Always consult your Health Professional to advise you on dosages and any possible medical interactions. - Dandelion is one of the oldest medicinal herbs and has been used in the management of many ailments. The herb has been used as a tonic and blood purifier for hundreds of years and is one of the best natural sources of potassium. Dandelion is considered a potassium sparing diuretic (potassium levels are highest in the leaves), which means potassium is not lost from the body in the process of eliminating excess fluid. It is an ideal diuretic for heart problems and hypertension (high blood pressure). - Bitters stimulate the body into reflex action, setting the glands to work, preparing the body for certain functions to take effect. Some bitter plants stimulate appetite and digestion; some are diuretic and others stimulate the liver to activate the secretion of bile and the excretion of urea. Dandelion has all of these properties. - Dandelion can be indicated for liver congestion and gallbladder problems, for jaundice and the primary stage of cirrhosis. It stimulates liver activity and encourages the elimination of toxins from the blood. Constipation can be relieved, due to the laxative and stimulating action of this bitter herb. - The active ingredient coumestrol has an oestrogenic action that circulates freely, interacting with oestrogen-sensitive tissue. It is thought that coumestrol may contribute to the hormone altering properties of Dandelion, making it useful in the health management of women's complaints. - Its dual kidney and liver action makes Dandelion a good detoxifying remedy for disorders such as rheumatism, gout and eczema. This herb may also be beneficial in the treatment of urinary tract disorders, urinary stones and fungal infections. The milky sap of the roots can be used locally to help remove warts. - Dandelion is used as a nutritious food and drink; leaves can be used raw in salads and sandwiches or lightly cooked as a vegetable; tea is made from the leaves, coffee substitute from the root and wine and schnappes from the flowers.
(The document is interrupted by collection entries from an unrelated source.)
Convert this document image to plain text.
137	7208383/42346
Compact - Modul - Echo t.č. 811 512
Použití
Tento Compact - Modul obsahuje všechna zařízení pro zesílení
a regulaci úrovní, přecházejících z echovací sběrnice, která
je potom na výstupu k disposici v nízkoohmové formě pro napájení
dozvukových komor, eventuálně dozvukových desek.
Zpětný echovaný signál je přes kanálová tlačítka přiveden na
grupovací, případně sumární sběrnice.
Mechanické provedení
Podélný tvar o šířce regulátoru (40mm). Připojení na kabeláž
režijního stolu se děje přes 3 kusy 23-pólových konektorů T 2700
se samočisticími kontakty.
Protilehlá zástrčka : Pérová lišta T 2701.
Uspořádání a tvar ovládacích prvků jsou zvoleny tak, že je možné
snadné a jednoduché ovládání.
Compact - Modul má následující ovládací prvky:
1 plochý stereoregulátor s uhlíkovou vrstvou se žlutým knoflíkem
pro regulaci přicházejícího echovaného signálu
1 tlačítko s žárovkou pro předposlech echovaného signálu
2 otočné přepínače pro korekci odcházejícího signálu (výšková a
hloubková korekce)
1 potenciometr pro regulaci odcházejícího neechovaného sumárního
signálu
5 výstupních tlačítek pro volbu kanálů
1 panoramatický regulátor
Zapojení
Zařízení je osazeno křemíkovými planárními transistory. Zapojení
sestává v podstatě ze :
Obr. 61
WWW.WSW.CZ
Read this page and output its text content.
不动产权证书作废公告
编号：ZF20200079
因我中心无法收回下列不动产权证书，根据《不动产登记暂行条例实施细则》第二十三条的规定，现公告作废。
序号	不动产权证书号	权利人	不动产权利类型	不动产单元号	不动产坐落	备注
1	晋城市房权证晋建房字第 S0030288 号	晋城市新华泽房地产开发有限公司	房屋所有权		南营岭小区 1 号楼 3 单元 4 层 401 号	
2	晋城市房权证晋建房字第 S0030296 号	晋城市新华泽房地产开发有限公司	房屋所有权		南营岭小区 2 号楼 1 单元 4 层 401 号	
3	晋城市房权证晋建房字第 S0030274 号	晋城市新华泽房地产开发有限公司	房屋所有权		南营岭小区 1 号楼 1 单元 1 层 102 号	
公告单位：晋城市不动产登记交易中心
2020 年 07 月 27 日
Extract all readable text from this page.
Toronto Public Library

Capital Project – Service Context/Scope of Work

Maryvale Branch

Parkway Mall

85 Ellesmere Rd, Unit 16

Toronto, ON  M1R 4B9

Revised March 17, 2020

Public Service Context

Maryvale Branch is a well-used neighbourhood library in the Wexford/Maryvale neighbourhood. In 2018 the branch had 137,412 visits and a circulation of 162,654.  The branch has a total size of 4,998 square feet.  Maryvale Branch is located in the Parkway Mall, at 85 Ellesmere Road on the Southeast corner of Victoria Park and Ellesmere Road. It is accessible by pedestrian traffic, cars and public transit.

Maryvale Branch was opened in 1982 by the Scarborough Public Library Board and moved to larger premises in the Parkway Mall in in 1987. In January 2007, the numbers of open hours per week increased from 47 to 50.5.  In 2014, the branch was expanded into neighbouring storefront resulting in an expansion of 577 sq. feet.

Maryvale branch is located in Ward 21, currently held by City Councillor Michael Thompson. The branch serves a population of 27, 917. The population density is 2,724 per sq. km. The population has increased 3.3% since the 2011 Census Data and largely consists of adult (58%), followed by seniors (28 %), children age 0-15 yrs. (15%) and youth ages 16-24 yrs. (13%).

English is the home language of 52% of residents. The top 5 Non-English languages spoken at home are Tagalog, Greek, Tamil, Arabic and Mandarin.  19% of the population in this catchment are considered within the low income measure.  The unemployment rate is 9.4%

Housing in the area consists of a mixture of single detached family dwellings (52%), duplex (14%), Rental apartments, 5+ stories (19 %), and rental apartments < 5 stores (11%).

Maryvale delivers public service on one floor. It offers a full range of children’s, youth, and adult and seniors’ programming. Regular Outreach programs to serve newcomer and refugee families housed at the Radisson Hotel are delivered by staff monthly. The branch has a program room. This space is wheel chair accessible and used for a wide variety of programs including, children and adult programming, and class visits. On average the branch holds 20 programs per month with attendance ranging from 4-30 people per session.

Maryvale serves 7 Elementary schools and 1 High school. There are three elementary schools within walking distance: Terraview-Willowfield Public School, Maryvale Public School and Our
Mild laxative, cholegogue, increases sweating, pain relief, stimulant, tonic, blood glucose regulator.
NOTES- Patients with diabetes should use Dandelion with caution. - Dandelion may interfere with diuretics, drugs that lower blood pressure and drugs used to decrease blood sugar. - Possible side effects include contact dermatitis, stomach discomfort, gallbladder inflammation and gallstones.